「何とか期日内に完成しましたね」
ケンイチ兄さんとカナン様が安堵の顔で話していた。
「普請を投げ出して夜逃げでもしたかと思いましたぞ」
高級な馬車から降りてきた、明らかに血圧がヤバいくらい高そうな赤ら顔の肉団子子爵がやってくると、開口一番にそう言った。
「冗談はその赤ら顔だけにしてくだされ」
カナン様が高笑いしながら答えた。
「友人の魔導師が手を貸してくれましてなぁ」
カナン様が自慢気に更に答えた。
「あちゃー」
ケンイチ兄さんが頭を抱えていた、そりゃ内密にって話で手を貸したのに、こうもあっさりとバラしたのだから…。
「あれがツンベルギア子爵…好色なうえに野心の塊」
俺はツンベルギア子爵を少し離れた位置から見ていた。
「ケンゴ殿…あれがカナン様に色目を使う子爵だ気色悪い」
アルトニア騎士爵が汚物を見るような目で子爵を見ながら説明してくれた。
「ソガラム共々の退場願いたい人物だな」
俺はそう呟いた…まさかソガラムの方は実現するとはこの時は考えてもいなかった。
「カナン様着きました」
普請を終わらせアストランティアのユーパトリウム子爵邸に戻ってきた。
「やはりケンイチ殿の召喚獣は速いのぅ…私達はお友達であろぅ…その…これからも遊びに行っても…」
カナン様が何やら言い淀みながら遊びに行ってもよいかケンイチ兄さんに聞いていた。
「断る」
ケンイチ兄さんが即答した、
「ケンイチ…カナン様はお友達も少なく…少し位ならよろしいのでは?」
プリムラ義姉さんがカナン様な助け舟を出した。
「君は敵に塩を送るんだな」
プリムラ義姉さんはうん?という顔をしていた。
「ケンイチ兄さん、俺も遊びに来るくらいはいいと思うけど…カナン様で人体実験したいしな…」
俺の物騒なセリフにカナン様が怯えながら、
「お手柔らかに…」
とだけ答えた。
「人体実験って言ったって、俺の本業であるスイーツ作りの味見をしてもらうだけだ」
ネタバラシをすると、
「スイーツ?」
カナン様が首を傾げた。
「お菓子作りですよ…それは美味な」
それを聞いたカナン様…いやプリムラ義姉さんやアネモネが食い付いた。
「私達も!」
異世界でも女性は甘い物には目が無いようだ。
「これ食べてみるか?」
俺はアイテムBOXからレアチーズケーキを取り出すと、切り分けた。
「どうぞ」
俺は小皿に取り分けたレアチーズケーキと紅茶を其々の前に置いた。
「これはチーズなのかえ?」
カナン様がフォークで少しすくうと口に入れた。
「そうです」
女性陣は無言だった…そしておかわりを要求した、これまた無言で。
「ケンゴこれ美味しい!」
唯一アネモネだけが満面の笑みで美味しいと言ってくれた…まぁカナン様やプリムラ義姉さんの顔をみれば緩みっぱなしなので美味しいのは間違いないようだ。

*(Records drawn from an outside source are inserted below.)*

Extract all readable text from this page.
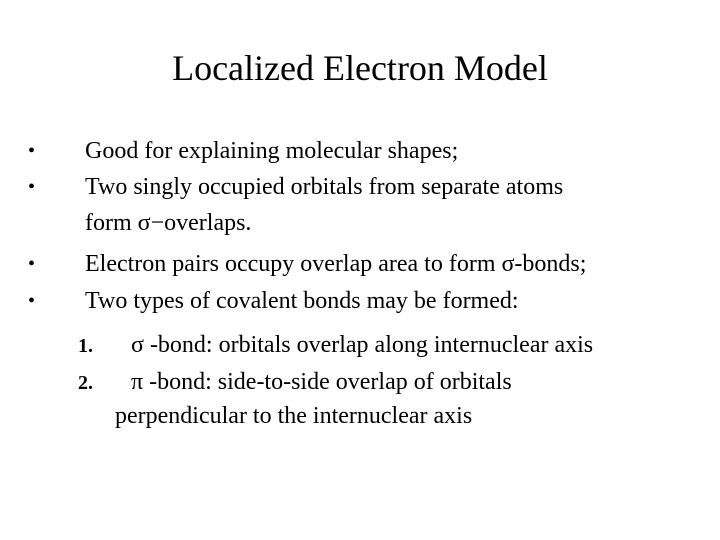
Localized Electron Model
• Good for explaining molecular shapes;
• Two singly occupied orbitals from separate atoms
form σ−overlaps.
• Electron pairs occupy overlap area to form σ-bonds;
• Two types of covalent bonds may be formed:
1. σ -bond: orbitals overlap along internuclear axis
2. π -bond: side-to-side overlap of orbitals
perpendicular to the internuclear axis
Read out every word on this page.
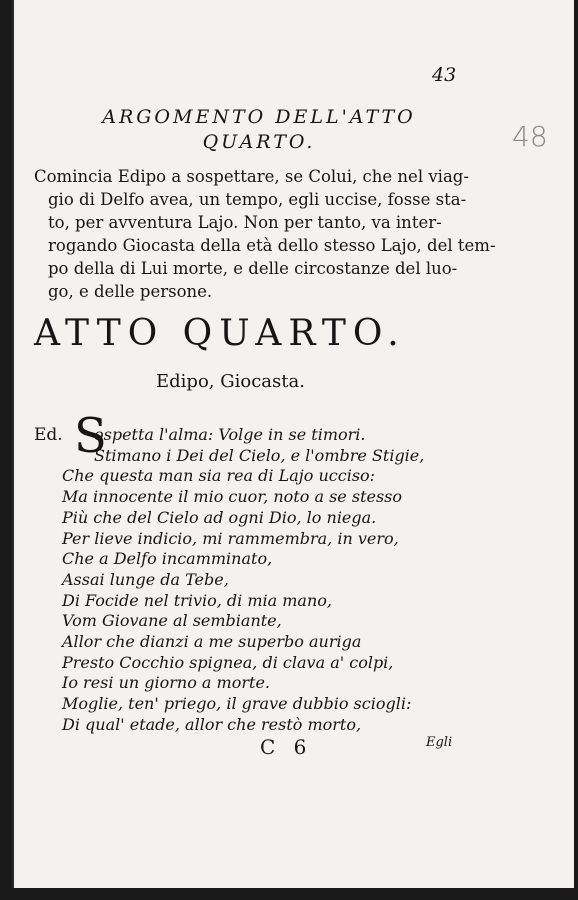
43
48
ARGOMENTO DELL'ATTO
QUARTO.
Comincia Edipo a sospettare, se Colui, che nel viag-
gio di Delfo avea, un tempo, egli uccise, fosse sta-
to, per avventura Lajo. Non per tanto, va inter-
rogando Giocasta della età dello stesso Lajo, del tem-
po della di Lui morte, e delle circostanze del luo-
go, e delle persone.
ATTO QUARTO.
Edipo, Giocasta.
Ed. S
ospetta l'alma: Volge in se timori.
Stimano i Dei del Cielo, e l'ombre Stigie,
Che questa man sia rea di Lajo ucciso:
Ma innocente il mio cuor, noto a se stesso
Più che del Cielo ad ogni Dio, lo niega.
Per lieve indicio, mi rammembra, in vero,
Che a Delfo incamminato,
Assai lunge da Tebe,
Di Focide nel trivio, di mia mano,
Vom Giovane al sembiante,
Allor che dianzi a me superbo auriga
Presto Cocchio spignea, di clava a' colpi,
Io resi un giorno a morte.
Moglie, ten' priego, il grave dubbio sciogli:
Di qual' etade, allor che restò morto,
C 6	Egli
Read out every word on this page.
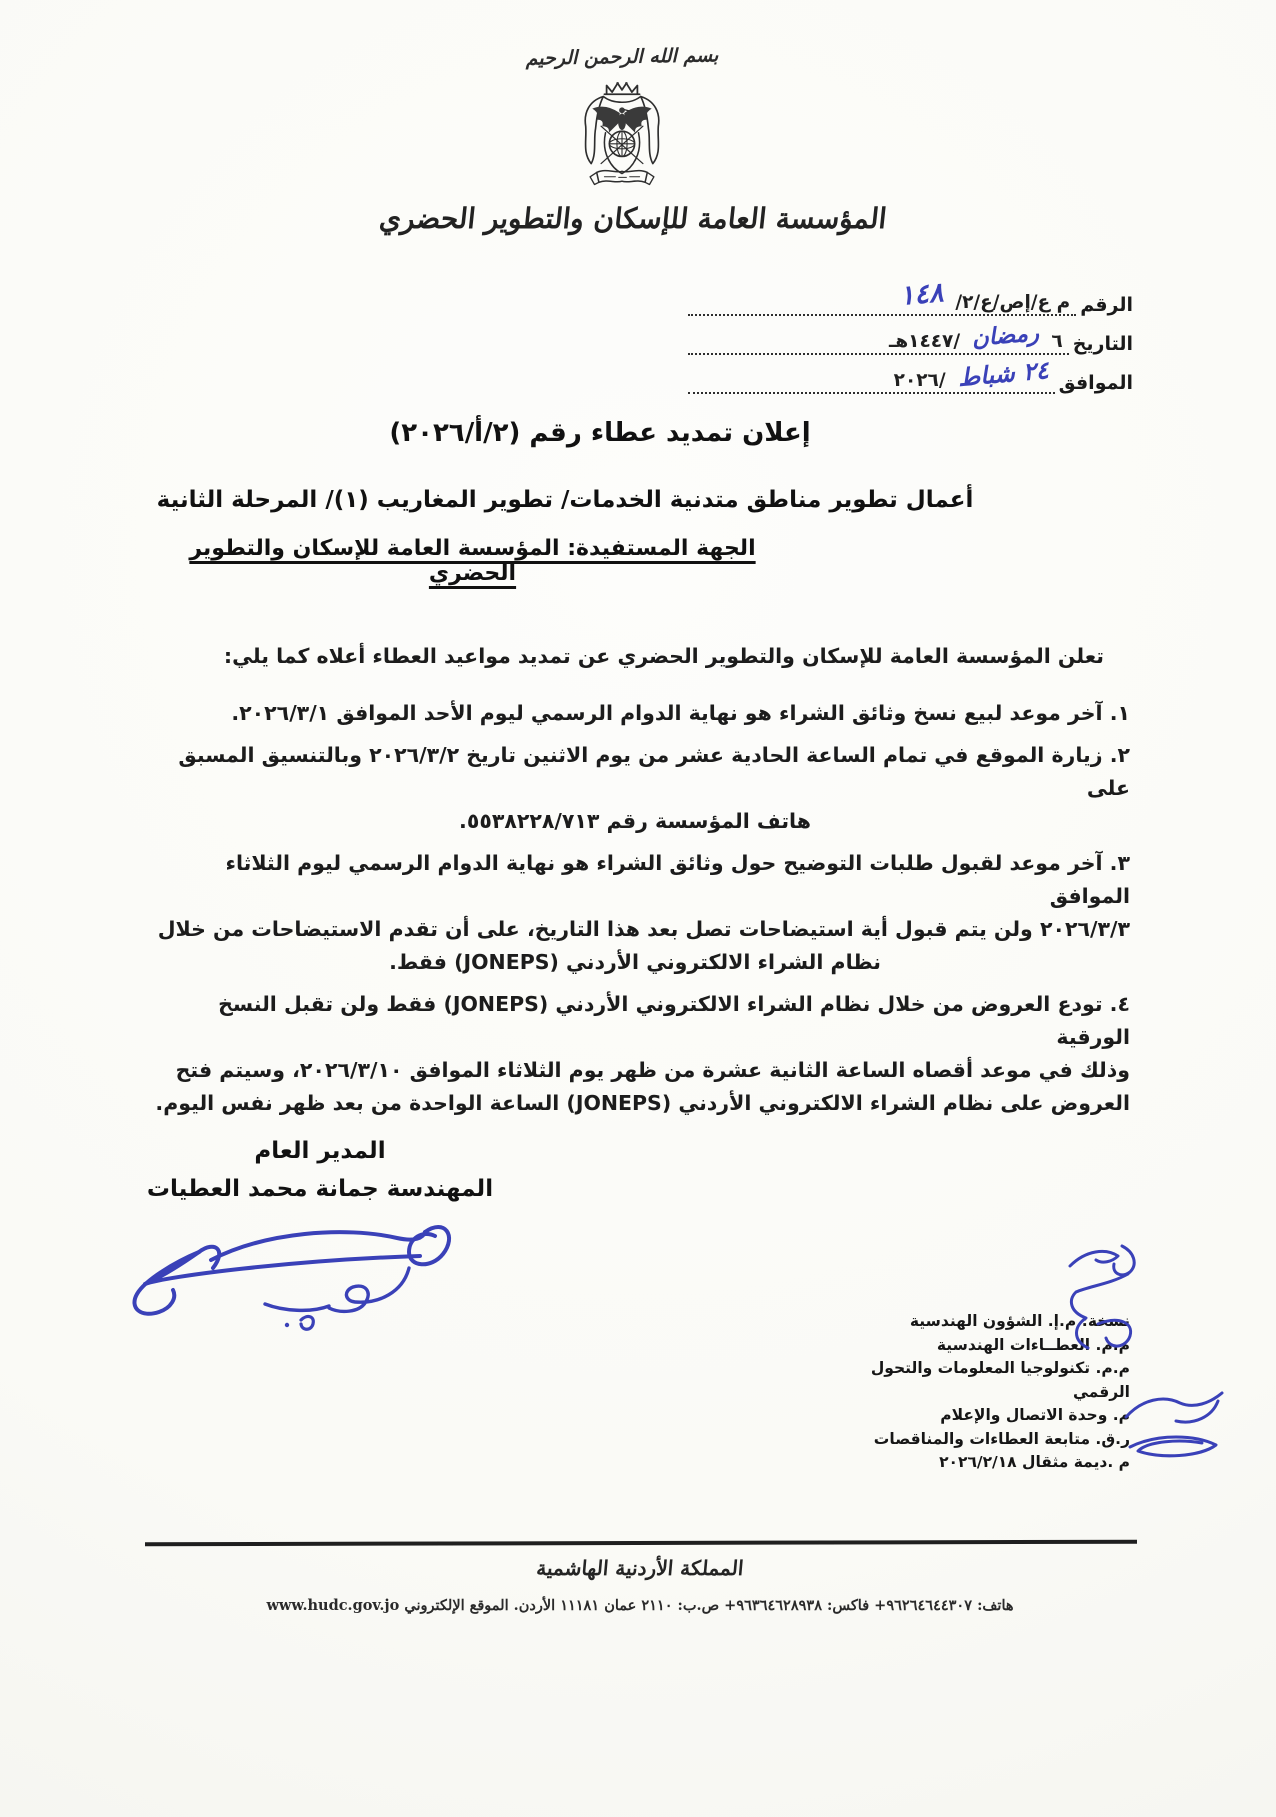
بسم الله الرحمن الرحيم
المؤسسة العامة للإسكان والتطوير الحضري
الرقم
م ع/إص/ع/٢/
١٤٨
التاريخ
٦
رمضان
/١٤٤٧هـ
الموافق
٢٤ شباط
/٢٠٢٦
إعلان تمديد عطاء رقم (٢/أ/٢٠٢٦)
أعمال تطوير مناطق متدنية الخدمات/ تطوير المغاريب (١)/ المرحلة الثانية
الجهة المستفيدة: المؤسسة العامة للإسكان والتطوير الحضري
تعلن المؤسسة العامة للإسكان والتطوير الحضري عن تمديد مواعيد العطاء أعلاه كما يلي:
١. آخر موعد لبيع نسخ وثائق الشراء هو نهاية الدوام الرسمي ليوم الأحد الموافق ٢٠٢٦/٣/١.
٢. زيارة الموقع في تمام الساعة الحادية عشر من يوم الاثنين تاريخ ٢٠٢٦/٣/٢ وبالتنسيق المسبق على
هاتف المؤسسة رقم ٥٥٣٨٢٢٨/٧١٣.
٣. آخر موعد لقبول طلبات التوضيح حول وثائق الشراء هو نهاية الدوام الرسمي ليوم الثلاثاء الموافق
٢٠٢٦/٣/٣ ولن يتم قبول أية استيضاحات تصل بعد هذا التاريخ، على أن تقدم الاستيضاحات من خلال
نظام الشراء الالكتروني الأردني (JONEPS) فقط.
٤. تودع العروض من خلال نظام الشراء الالكتروني الأردني (JONEPS) فقط ولن تقبل النسخ الورقية
وذلك في موعد أقصاه الساعة الثانية عشرة من ظهر يوم الثلاثاء الموافق ٢٠٢٦/٣/١٠، وسيتم فتح
العروض على نظام الشراء الالكتروني الأردني (JONEPS) الساعة الواحدة من بعد ظهر نفس اليوم.
المدير العام
المهندسة جمانة محمد العطيات
نسخة: م.إ. الشؤون الهندسية
م.م. العطــاءات الهندسية
م.م. تكنولوجيا المعلومات والتحول الرقمي
م. وحدة الاتصال والإعلام
ر.ق. متابعة العطاءات والمناقصات
م .ديمة مثقال ٢٠٢٦/٢/١٨
المملكة الأردنية الهاشمية
هاتف: ٩٦٢٦٤٦٤٤٣٠٧+ فاكس: ٩٦٣٦٤٦٢٨٩٣٨+ ص.ب: ٢١١٠ عمان ١١١٨١ الأردن. الموقع الإلكتروني www.hudc.gov.jo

「ケンゴ殿、これだけチーズをふんだんに使用したケーキ…それにこの紅茶は最高級ではないか…王族でも食べられないぞえ…」
カナン様がケーキを食べ紅茶を飲みながら驚いていた。
「これくらいの茶葉は何時も有るが…まぁカナン様が俺達にとって友人であり続けてくれるなら…遊びに来た時にはなぁ…それなりの紅茶とスイーツでもてなすくらいはしてやるよ」
俺の話を聞いたカナン様がケンイチ兄さんの家に3日に2日入り浸る原因を作ってしまった瞬間だった。
健吾の元の世界での職業はパテシエです。